By John Charles Dyer, UK Correspondent
28 July 2012.
It is quiet tonight.
The nation focuses on the Olympics. GS4’s failure to deliver on its security contract, the call up of hundreds of troops to rescue them, Lord Ashcroft’s £7 million NHS profits, even new “hackgate” arrests, are just shadows at the edges of the Olympic sunrise. The Olympics - and the nation’s pride and celebration at holding them - have overwhelmed political news.
To be sure, it is also the Parliamentary recess. But for the moment the warm glow of the Olympics has overtaken the political fuss and fury. The focus engenders a surreal calm, an inexplicable good cheer given the actual state of affairs not only in the UK, the Eurozone and the US, but across the globe.
A good time to reflect.
Mitt Romney triggered a brief flurry. Romney provoked universal indignation commenting negatively on British preparations for the Olympics.

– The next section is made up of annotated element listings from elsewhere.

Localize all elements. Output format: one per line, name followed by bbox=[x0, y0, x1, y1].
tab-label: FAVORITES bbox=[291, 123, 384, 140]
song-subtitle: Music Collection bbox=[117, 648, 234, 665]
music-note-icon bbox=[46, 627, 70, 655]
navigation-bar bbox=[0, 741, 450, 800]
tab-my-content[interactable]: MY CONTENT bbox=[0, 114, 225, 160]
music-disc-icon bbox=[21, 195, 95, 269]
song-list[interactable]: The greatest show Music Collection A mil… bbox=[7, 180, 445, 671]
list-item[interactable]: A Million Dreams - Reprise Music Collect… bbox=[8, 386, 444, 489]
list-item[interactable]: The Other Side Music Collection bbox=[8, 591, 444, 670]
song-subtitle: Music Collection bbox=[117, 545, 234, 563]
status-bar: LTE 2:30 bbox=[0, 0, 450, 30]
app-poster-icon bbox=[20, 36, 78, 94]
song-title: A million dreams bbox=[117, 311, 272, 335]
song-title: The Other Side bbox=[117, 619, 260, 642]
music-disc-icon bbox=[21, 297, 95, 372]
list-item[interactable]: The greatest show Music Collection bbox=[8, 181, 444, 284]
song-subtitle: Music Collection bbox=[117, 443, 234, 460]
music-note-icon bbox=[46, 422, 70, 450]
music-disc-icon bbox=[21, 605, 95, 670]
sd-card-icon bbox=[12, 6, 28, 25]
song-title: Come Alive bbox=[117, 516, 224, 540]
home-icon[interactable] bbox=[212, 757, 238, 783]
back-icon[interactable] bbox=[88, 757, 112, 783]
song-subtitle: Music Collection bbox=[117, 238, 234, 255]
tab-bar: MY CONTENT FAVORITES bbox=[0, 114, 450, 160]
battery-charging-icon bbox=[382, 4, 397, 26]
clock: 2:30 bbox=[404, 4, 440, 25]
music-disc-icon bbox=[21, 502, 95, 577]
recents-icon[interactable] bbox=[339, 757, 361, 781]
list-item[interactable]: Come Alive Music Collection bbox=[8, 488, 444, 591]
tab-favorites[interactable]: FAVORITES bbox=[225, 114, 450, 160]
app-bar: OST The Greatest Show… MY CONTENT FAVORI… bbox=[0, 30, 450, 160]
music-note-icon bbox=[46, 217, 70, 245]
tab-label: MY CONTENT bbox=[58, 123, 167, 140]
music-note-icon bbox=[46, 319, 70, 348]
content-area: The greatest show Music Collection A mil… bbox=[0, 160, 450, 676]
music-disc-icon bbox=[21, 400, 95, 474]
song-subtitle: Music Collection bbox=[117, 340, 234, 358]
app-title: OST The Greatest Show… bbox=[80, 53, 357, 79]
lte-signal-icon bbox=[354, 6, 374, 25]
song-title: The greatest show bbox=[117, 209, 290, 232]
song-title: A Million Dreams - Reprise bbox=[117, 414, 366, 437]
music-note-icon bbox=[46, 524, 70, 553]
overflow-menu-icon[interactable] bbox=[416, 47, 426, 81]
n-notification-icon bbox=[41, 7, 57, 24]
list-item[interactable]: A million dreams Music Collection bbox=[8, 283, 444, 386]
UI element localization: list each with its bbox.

Romney’s staff exacerbated the outrage. Someone “leaked” an alleged security briefing by British intelligence. That just isn’t done. The secrecy of the intelligence service is sacrosanct. Briefings are reserved for a select and cleared few.

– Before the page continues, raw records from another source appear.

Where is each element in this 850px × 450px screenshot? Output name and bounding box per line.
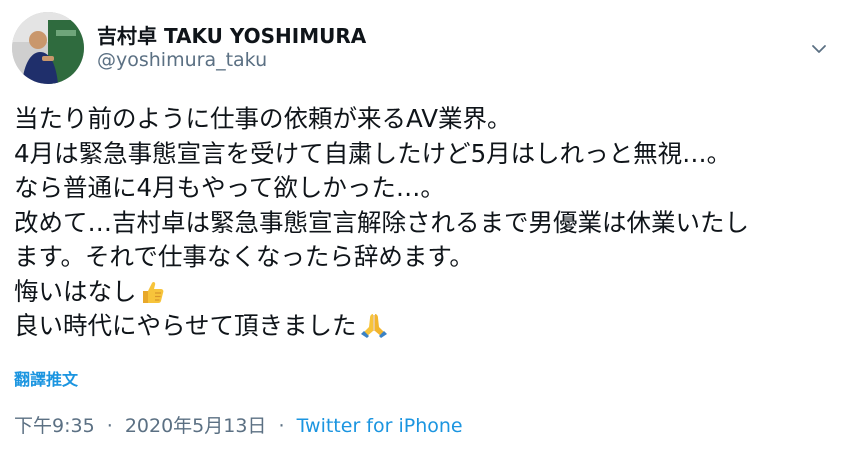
tweet-line-with-emoji: 良い時代にやらせて頂きました xyxy=(14,309,844,344)
chevron-down-icon xyxy=(812,45,826,53)
tweet-line-with-emoji: 悔いはなし xyxy=(14,275,844,310)
avatar[interactable] xyxy=(12,12,84,84)
user-handle[interactable]: @yoshimura_taku xyxy=(97,49,267,71)
display-name[interactable]: 吉村卓 TAKU YOSHIMURA xyxy=(97,20,366,49)
more-options-button[interactable] xyxy=(806,36,832,62)
tweet-text: 当たり前のように仕事の依頼が来るAV業界。 4月は緊急事態宣言を受けて自粛したけ… xyxy=(14,102,844,344)
tweet-meta: 下午9:35 · 2020年5月13日 · Twitter for iPhone xyxy=(14,411,463,438)
tweet-card: 吉村卓 TAKU YOSHIMURA @yoshimura_taku 当たり前の… xyxy=(0,0,850,450)
profile-photo xyxy=(12,12,84,84)
tweet-line: ます。それで仕事なくなったら辞めます。 xyxy=(14,242,474,271)
tweet-time[interactable]: 下午9:35 xyxy=(14,415,95,437)
meta-separator: · xyxy=(278,415,285,437)
meta-separator: · xyxy=(106,415,113,437)
tweet-line-text: 悔いはなし xyxy=(14,276,137,306)
translate-tweet-link[interactable]: 翻譯推文 xyxy=(14,366,78,390)
tweet-date[interactable]: 2020年5月13日 xyxy=(125,415,267,437)
tweet-line: 当たり前のように仕事の依頼が来るAV業界。 xyxy=(14,104,512,133)
tweet-source-link[interactable]: Twitter for iPhone xyxy=(297,415,463,437)
tweet-line: 改めて…吉村卓は緊急事態宣言解除されるまで男優業は休業いたし xyxy=(14,207,749,237)
folded-hands-icon xyxy=(359,311,389,349)
tweet-line-text: 良い時代にやらせて頂きました xyxy=(14,311,357,340)
tweet-line: なら普通に4月もやって欲しかった…。 xyxy=(14,173,445,202)
tweet-line: 4月は緊急事態宣言を受けて自粛したけど5月はしれっと無視…。 xyxy=(14,138,732,168)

An American criticizing British performance is tricky ground indeed, as I am only too aware. I've lost friends offended by mine.
It raises a fair question. How is me being critical any different from Romney?

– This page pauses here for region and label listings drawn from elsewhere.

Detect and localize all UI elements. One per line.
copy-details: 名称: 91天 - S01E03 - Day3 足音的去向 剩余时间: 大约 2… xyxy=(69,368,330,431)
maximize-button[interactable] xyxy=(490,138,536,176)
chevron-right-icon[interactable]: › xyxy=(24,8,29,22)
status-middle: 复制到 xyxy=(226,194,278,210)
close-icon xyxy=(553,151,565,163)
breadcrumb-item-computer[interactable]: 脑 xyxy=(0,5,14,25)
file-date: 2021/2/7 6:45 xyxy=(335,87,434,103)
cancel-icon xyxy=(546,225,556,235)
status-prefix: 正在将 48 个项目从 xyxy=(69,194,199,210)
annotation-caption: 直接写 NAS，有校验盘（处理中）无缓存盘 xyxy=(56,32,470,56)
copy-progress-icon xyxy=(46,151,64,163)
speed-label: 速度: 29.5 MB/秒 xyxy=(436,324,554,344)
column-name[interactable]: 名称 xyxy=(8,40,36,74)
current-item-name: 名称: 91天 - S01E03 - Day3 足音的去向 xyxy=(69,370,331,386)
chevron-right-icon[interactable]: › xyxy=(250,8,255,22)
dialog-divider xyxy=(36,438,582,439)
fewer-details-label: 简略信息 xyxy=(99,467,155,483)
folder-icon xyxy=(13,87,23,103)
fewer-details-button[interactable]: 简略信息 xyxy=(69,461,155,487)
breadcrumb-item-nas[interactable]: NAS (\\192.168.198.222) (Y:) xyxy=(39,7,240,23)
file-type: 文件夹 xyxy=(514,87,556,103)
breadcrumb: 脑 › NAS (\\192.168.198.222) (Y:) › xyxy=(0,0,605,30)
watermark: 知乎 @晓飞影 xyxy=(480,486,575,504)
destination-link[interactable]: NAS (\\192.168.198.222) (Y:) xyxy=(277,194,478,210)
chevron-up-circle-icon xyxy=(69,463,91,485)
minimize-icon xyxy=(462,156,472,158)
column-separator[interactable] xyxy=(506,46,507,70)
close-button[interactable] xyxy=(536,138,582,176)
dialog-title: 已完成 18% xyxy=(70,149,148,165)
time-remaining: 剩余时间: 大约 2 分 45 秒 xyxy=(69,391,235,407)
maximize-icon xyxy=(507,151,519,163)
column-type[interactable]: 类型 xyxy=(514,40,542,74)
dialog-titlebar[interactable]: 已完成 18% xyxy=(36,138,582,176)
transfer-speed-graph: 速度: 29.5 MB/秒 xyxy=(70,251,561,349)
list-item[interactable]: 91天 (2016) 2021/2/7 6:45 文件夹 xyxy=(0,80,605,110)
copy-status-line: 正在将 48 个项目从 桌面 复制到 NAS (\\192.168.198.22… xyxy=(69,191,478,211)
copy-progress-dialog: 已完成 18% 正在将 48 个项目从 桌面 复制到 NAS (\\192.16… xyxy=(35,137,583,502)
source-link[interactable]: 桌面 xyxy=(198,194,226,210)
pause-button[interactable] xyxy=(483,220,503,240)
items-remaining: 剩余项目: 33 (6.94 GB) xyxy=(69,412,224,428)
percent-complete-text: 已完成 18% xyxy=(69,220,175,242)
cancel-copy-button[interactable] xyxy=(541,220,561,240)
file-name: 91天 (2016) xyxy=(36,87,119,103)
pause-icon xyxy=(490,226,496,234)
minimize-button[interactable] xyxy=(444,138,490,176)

When I retired to the UK, I embraced my tax paying responsibilities under the Tax Treaty between the US and the UK. I pay full tax on my entire income. I do not avoid those responsibilities by taking advantage of the non domicile provisions of the tax code (which could minimize my tax burden). I pay full freight. I'm proud of it.
Romney allegedly built his wealth in part by minimizing his US tax. When confronted with that allegation, he failed to produce tax returns from a time before he knew he would be running for President so the American people could see the documentation.
Romney, a rich man, allegedly avoids the taxes of the nation he aspires to lead. I, a retired public servant, pay full freight.
I participate actively in civic life. The government (and friends) may not always like what I say, but I am an equal opportunity critic. I am sometimes also positive (as in my comments on the Queen, the actions of the Church of England, and the British Foreign Office). Even when critical, I make constructive suggestions.
Romney simply implied the negative to an American audience without providing constructive suggestion to his British hosts.